PythonRunner¶
PythonRunner is a command-line application to launch a separate process to run a Python application (alongside the JVM process of PythonRunner with Apache Spark services).

PythonRunner can be launched using spark-submit shell script (Spark Core).
PythonRunner executes the Python executable (with the PySpark application and arguments) as a subprocess that is expected to connect back to the JVM to access Spark services.

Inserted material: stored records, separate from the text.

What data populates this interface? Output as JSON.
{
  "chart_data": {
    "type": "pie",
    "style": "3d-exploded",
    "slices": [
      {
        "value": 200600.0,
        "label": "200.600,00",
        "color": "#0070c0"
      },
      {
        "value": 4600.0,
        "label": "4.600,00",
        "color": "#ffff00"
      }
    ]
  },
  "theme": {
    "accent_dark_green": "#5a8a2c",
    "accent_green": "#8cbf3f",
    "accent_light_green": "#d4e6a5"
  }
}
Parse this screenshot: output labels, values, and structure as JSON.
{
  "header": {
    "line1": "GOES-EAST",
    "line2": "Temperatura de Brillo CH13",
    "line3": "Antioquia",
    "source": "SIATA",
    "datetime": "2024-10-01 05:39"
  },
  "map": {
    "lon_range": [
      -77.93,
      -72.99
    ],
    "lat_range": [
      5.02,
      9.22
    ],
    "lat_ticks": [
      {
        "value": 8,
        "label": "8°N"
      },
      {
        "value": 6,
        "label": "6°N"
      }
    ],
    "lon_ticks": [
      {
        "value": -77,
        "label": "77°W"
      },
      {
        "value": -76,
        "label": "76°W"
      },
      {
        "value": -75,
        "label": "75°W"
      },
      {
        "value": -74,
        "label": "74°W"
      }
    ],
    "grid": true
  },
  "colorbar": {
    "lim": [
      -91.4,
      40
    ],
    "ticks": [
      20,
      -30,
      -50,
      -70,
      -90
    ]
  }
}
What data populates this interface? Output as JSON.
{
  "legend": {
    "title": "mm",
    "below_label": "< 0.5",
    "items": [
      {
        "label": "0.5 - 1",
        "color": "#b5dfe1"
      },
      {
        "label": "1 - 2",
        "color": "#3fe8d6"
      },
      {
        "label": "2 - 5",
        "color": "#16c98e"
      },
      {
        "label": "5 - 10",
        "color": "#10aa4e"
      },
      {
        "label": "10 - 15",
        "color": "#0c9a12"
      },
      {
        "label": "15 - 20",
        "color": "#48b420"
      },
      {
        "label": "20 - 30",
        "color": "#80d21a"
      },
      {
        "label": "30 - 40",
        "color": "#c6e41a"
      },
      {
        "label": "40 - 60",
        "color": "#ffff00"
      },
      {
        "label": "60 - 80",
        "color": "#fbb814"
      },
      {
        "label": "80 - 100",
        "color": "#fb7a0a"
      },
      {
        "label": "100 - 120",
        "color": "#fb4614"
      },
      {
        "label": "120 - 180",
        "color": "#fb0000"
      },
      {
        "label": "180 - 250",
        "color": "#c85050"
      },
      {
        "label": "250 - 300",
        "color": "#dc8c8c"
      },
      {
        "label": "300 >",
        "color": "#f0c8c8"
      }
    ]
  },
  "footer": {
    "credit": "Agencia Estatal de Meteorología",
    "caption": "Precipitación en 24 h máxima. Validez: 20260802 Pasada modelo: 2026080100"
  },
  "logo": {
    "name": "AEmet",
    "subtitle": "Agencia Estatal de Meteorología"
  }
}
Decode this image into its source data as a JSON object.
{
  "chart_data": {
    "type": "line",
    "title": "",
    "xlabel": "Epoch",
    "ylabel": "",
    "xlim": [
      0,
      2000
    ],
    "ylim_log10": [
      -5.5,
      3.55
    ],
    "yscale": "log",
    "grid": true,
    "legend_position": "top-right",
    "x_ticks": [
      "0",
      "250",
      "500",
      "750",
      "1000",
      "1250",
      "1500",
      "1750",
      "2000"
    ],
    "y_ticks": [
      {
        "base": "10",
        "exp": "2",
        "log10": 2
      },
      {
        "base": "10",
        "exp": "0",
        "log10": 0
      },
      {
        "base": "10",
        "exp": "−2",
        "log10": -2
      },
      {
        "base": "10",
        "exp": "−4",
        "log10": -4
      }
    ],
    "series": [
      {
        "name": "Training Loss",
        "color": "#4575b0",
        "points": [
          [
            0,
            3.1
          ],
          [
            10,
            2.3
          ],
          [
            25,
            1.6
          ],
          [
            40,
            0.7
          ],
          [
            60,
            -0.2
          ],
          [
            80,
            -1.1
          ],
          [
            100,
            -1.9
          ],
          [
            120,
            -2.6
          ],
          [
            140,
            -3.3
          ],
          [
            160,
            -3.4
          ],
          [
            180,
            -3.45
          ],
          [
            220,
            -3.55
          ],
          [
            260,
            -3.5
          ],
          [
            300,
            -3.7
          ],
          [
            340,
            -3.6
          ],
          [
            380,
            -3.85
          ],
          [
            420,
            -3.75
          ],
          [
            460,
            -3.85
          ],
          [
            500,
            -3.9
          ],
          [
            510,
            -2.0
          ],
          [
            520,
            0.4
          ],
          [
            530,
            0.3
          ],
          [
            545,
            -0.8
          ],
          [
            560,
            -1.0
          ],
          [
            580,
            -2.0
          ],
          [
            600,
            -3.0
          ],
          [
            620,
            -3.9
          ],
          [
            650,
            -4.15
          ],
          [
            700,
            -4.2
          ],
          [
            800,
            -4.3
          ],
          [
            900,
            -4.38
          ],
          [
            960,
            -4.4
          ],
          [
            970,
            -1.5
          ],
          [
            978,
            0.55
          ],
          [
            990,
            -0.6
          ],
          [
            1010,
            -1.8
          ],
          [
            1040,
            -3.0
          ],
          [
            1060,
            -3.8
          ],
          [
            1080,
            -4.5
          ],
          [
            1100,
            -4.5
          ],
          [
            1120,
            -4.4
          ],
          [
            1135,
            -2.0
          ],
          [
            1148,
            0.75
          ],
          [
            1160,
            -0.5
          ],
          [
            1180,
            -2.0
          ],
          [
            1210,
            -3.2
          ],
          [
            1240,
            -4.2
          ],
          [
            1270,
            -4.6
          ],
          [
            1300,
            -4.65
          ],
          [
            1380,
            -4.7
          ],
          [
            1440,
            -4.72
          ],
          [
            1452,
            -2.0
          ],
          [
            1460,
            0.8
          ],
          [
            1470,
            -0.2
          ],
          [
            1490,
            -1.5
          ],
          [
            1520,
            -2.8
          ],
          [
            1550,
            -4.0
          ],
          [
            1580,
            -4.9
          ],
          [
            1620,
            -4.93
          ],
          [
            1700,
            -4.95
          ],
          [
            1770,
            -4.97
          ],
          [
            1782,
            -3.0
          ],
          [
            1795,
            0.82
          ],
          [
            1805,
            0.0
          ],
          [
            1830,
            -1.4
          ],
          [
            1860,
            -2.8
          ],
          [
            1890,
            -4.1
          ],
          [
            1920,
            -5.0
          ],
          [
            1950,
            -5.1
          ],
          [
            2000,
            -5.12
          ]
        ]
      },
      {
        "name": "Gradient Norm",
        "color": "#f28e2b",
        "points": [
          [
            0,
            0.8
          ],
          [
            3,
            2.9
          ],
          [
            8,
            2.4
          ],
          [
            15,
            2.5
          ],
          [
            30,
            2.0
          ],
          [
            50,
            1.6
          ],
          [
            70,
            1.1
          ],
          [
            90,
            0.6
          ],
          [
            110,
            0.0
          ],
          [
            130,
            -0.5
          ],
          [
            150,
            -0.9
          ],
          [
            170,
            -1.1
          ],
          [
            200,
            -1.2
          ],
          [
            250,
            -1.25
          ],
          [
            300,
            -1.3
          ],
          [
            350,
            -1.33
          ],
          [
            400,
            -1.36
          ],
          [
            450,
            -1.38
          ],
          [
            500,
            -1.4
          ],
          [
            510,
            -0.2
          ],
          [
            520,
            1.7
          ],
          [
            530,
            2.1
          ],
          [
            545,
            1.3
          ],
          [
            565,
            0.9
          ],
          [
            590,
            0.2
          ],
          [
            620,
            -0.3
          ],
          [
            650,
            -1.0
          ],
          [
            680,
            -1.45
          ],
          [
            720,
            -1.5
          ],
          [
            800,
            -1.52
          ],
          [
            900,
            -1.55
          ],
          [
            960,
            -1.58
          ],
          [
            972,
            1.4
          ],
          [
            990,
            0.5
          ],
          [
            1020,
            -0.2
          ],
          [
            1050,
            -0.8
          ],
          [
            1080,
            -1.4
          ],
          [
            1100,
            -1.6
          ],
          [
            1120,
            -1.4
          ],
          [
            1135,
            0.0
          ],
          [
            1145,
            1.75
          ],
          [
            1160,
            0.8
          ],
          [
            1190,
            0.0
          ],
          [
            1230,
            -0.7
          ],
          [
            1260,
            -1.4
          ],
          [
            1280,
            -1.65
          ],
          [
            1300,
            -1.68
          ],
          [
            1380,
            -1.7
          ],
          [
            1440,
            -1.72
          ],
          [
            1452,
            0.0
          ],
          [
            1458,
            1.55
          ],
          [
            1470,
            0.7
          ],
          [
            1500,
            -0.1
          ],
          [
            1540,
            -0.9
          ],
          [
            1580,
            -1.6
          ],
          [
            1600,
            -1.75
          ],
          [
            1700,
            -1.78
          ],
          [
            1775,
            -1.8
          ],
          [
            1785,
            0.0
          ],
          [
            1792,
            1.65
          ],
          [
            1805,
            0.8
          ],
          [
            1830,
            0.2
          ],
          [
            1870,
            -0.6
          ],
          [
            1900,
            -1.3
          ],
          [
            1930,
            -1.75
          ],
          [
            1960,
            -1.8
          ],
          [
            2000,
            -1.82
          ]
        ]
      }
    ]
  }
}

Uh-oh, there are two PythonRunners 🙄
This page is about org.apache.spark.deploy.PythonRunner while there is another PythonRunner.
Arguments¶
PythonRunner accepts the following command-line arguments (in that order):
- Main python file (
pythonFile) - Extra python files (
pyFiles) - PySpark application arguments, if any
Python Executable¶
PythonRunner determines the Python executable to launch a PySpark application with based on the following (in the order of precedence):
- spark.pyspark.driver.python configuration property
- spark.pyspark.python configuration property
- PYSPARK_DRIVER_PYTHON environment variable
- PYSPARK_PYTHON environment variable
python3
Environment Variables¶
PythonRunner defines the following environment variables to configure the PySpark application's execution environment.
| Environment Variable | Value |
|---|---|
PYTHONPATH | Comma-separated list of local paths with formatted pyFiles and sparkPythonPath, followed by the existing PYTHONPATH |
PYTHONUNBUFFERED | YES |
| PYSPARK_GATEWAY_PORT | The listening port of the started Py4JServer |
| PYSPARK_GATEWAY_SECRET | The secret of the started Py4JServer |
PYSPARK_PYTHON | spark.pyspark.python if defined |
PYTHONHASHSEED | PYTHONHASHSEED env var if defined |
OMP_NUM_THREADS | spark.driver.cores (unless defined for Spark on k8s, YARN and Mesos) |
SPARK_REMOTE | spark.remote if defined |
Launching Application¶
main(
args: Array[String]): Unit
main takes the arguments (from the given args).
main determines the Python executable to launch the PySpark application (based on configuration properties and environment variables).
main creates a Py4JServer that is immediately started (on a daemon py4j-gateway-init thread). main waits until the Py4JServer has started.
main starts a Python process using the Python executable and the environment variables.
main pauses itself and waits for the Python process to finish. Once it happens, main requests the Py4JServer to shutdown.